In discussing race in a podcast, Pastor Mark Dever and Dr. Jonathan Leeman discuss how they wished more racial minorities would take part in the pastoral internship program of Capitol Hill Baptist Church. You will note that at no time did the duo ever articulate their willingness to resign their own lucrative, prestigious positions to toil in manual labor and obscurity for the purposes of giving life to the utopian vision that they not only want imposed upon everybody else but also demand you celebrate enthusiastically if you wish to retain the church-bestowed designation of acceptable Christian.
I was verbally upbraided that I am obligated to “set my prejudices aside” and “to be open minded” in regards to two pastors discussing things as Christians when the perspective being addressed might end up becoming the preferential interpretation among the potential leadership of an unspecified in these posts congregation. So, in other words, I am apparently obligated to set aside the Biblical admonition to be a Berean in a church that claims to adhere to sola scriptura. So what other Biblical injunctions am I to also set aside for the time being? So why am I obligated to open my mind to new interpretative winds blowing into a church when apparently other minds are as closed regarding cautions I have raised?

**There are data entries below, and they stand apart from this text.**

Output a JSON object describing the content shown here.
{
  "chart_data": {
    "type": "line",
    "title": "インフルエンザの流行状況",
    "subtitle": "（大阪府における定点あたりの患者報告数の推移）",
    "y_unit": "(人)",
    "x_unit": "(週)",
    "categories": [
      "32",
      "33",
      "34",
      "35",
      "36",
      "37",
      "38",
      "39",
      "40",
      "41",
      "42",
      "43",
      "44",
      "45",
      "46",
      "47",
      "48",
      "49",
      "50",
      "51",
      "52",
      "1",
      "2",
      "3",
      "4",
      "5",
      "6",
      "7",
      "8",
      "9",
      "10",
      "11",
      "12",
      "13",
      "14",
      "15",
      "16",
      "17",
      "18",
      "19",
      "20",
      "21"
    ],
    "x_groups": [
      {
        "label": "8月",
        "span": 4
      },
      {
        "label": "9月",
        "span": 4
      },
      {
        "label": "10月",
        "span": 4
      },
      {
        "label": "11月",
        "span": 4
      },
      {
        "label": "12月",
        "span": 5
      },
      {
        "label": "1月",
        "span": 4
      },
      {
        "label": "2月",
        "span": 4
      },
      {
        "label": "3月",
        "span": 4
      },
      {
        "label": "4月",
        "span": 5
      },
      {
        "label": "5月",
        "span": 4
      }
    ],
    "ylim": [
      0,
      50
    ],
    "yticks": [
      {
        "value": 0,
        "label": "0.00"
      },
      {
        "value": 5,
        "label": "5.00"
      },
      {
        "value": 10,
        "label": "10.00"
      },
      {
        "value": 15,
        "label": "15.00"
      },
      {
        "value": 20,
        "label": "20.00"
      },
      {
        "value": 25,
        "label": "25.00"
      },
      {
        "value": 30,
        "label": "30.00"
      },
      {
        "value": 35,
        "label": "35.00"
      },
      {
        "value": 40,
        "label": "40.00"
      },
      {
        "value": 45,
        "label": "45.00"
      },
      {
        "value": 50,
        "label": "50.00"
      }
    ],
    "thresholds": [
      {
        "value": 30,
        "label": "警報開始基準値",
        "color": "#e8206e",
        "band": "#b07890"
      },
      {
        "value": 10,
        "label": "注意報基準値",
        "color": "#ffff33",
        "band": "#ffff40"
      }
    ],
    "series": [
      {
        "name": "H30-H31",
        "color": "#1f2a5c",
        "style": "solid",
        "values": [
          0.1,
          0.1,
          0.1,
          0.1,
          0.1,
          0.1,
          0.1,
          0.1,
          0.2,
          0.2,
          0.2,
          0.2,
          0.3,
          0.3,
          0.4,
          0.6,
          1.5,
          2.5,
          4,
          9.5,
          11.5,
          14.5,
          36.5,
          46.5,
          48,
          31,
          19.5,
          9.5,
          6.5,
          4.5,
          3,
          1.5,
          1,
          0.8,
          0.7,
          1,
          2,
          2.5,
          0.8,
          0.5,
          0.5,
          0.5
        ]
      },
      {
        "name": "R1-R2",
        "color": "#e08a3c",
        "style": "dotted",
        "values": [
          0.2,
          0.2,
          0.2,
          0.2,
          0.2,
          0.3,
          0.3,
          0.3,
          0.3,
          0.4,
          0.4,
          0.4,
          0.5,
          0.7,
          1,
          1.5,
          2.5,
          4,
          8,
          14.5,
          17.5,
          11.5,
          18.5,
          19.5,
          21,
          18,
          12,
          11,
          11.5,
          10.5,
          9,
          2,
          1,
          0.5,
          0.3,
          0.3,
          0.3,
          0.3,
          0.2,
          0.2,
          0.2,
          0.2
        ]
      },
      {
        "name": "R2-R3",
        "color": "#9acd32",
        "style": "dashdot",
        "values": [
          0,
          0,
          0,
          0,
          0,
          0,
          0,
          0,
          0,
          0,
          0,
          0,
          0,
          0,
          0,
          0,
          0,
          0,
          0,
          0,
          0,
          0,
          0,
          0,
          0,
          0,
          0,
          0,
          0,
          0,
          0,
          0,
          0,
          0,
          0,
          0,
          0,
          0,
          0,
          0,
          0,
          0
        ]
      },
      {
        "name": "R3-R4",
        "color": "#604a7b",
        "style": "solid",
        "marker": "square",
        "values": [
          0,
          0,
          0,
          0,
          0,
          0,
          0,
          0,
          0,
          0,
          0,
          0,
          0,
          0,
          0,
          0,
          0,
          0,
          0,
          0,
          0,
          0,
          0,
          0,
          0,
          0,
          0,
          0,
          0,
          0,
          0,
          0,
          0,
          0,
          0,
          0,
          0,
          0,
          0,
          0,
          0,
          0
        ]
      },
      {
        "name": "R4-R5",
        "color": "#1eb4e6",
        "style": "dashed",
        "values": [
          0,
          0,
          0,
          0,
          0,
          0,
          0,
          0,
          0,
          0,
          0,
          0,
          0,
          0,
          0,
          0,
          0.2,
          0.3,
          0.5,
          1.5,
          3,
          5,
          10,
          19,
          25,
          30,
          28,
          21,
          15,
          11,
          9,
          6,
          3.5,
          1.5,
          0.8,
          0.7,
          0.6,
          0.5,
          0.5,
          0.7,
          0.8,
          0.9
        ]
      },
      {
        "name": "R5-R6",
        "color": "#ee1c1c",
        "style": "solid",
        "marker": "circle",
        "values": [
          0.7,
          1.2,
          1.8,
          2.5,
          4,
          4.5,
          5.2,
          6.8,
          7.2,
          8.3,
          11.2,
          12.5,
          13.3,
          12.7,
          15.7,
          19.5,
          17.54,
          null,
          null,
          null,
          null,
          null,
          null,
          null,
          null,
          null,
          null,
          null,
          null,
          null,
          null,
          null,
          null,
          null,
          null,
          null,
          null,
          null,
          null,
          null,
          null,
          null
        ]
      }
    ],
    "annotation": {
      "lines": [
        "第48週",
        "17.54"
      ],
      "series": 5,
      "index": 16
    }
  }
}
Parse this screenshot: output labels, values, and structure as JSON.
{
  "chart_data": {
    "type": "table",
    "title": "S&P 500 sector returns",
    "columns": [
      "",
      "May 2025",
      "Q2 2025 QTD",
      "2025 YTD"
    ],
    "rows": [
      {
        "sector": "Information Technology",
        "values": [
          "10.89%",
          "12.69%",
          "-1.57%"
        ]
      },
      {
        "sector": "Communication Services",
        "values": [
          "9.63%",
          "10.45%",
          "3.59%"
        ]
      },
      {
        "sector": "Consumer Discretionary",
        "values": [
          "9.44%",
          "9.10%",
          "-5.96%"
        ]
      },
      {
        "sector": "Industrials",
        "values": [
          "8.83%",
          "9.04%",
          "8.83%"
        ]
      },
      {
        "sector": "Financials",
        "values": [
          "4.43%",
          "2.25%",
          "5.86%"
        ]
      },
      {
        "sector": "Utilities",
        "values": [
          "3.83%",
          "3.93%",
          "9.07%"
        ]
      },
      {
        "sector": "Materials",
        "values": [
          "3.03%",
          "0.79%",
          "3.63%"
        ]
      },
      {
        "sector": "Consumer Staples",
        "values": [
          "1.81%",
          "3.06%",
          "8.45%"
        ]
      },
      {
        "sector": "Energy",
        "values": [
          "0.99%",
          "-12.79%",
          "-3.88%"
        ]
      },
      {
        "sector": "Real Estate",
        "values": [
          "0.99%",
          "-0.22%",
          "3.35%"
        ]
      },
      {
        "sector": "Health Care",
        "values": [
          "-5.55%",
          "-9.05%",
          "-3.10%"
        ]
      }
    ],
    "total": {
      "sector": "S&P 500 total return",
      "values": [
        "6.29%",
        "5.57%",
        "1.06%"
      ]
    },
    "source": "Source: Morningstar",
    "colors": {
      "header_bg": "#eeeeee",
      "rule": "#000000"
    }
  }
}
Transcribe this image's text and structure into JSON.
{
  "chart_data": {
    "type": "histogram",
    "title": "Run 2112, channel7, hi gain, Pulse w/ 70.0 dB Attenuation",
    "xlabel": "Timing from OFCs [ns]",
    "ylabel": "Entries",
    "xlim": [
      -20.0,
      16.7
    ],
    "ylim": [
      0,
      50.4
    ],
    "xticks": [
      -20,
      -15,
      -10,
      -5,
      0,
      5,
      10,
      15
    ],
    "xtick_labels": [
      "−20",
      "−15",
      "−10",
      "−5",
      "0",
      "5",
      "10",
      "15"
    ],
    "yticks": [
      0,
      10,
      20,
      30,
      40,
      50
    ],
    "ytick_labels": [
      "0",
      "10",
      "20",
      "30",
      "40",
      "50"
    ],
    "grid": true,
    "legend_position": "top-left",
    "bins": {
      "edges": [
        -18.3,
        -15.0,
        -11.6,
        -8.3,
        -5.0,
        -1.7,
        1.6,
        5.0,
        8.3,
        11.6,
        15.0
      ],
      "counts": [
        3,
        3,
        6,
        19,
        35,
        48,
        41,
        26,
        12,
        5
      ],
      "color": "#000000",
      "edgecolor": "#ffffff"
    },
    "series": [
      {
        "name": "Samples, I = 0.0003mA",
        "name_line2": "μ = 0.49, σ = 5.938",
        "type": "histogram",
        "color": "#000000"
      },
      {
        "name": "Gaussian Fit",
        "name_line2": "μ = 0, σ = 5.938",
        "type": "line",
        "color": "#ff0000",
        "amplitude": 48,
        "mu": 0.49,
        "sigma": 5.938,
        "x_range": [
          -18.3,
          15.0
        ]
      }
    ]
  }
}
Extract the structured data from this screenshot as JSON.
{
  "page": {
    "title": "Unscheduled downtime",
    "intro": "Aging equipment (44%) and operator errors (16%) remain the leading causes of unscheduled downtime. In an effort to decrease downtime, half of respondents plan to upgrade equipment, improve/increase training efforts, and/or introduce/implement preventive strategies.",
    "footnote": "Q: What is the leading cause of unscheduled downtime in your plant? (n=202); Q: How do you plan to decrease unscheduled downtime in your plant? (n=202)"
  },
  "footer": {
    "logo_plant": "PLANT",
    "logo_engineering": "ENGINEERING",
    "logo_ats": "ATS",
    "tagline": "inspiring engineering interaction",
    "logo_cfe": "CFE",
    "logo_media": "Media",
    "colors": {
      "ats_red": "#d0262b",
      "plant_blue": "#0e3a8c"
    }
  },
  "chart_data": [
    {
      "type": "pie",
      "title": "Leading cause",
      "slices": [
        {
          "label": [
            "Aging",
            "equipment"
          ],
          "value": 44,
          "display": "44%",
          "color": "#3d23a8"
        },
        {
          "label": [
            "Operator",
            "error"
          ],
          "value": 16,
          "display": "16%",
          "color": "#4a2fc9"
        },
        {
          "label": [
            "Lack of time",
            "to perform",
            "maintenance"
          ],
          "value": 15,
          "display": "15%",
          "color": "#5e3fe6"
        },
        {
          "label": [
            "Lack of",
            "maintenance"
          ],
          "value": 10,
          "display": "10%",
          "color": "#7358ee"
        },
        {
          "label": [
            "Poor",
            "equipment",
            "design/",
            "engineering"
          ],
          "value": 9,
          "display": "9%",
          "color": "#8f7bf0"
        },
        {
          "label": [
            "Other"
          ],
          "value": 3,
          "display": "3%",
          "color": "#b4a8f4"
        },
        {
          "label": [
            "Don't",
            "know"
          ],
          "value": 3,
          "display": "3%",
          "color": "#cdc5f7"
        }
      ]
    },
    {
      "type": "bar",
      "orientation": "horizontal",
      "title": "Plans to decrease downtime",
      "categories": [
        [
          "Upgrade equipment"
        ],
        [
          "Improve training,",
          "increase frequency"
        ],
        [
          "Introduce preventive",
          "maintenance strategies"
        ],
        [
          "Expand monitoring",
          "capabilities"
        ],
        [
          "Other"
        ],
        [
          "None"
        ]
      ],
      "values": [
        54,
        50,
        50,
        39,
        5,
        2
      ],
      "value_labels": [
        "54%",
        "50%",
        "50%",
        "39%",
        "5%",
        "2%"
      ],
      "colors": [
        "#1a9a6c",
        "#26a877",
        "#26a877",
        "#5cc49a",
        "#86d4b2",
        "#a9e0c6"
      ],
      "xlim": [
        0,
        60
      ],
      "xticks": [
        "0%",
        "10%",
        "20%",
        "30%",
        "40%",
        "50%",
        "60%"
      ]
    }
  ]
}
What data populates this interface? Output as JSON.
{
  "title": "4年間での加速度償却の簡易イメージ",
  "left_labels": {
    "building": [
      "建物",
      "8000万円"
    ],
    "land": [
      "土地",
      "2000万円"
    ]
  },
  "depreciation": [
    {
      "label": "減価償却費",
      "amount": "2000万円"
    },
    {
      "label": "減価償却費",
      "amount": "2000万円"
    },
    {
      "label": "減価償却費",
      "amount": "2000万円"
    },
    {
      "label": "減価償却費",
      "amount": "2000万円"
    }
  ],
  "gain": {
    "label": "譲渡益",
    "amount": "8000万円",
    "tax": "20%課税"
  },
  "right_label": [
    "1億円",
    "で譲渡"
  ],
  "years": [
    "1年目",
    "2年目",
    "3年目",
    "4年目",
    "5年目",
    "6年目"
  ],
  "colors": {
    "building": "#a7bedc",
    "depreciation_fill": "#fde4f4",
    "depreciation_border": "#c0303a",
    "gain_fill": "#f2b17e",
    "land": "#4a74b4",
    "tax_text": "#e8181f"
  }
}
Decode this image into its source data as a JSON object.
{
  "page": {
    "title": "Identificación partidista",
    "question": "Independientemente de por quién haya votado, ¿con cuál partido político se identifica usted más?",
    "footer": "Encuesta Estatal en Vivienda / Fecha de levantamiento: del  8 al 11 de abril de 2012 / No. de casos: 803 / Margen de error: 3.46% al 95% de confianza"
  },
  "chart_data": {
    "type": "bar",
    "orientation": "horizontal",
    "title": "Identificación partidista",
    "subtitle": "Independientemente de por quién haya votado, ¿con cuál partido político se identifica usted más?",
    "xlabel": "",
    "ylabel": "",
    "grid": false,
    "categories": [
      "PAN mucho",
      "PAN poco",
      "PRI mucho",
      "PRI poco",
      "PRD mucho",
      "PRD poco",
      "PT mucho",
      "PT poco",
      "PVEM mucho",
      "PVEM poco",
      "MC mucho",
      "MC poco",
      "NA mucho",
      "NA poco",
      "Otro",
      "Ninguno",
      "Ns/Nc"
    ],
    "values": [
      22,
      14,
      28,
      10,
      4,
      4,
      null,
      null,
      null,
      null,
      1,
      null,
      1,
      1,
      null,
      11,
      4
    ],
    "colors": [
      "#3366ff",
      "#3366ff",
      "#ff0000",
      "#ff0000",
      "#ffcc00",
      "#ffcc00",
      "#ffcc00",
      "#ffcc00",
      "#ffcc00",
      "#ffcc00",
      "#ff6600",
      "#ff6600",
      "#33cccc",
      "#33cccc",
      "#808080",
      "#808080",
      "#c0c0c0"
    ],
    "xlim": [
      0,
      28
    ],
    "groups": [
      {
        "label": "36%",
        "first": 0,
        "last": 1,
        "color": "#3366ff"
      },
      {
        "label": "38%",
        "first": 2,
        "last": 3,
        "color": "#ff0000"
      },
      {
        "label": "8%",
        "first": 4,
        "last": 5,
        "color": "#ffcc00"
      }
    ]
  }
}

In a sermon on church membership, theologian Jonathan Leeman rhetorically asked do you hang with those that do not look like you? Other than my father and brother, I don’t “hang” with anyone. Is family interaction also now to be verboten in New Wave Baptist Churches that don’t simply impart to you knowledge regarding God’s word but seek to take control of those aspects of your life over which the church once offered teaching but left you to yourself to implement?
It was remarked that, if a church member skipped several Sundays during the summer to go fishing, they ought to be disciplined. But in such an instance wouldn’t the church run the risk of the individual leaving altogether?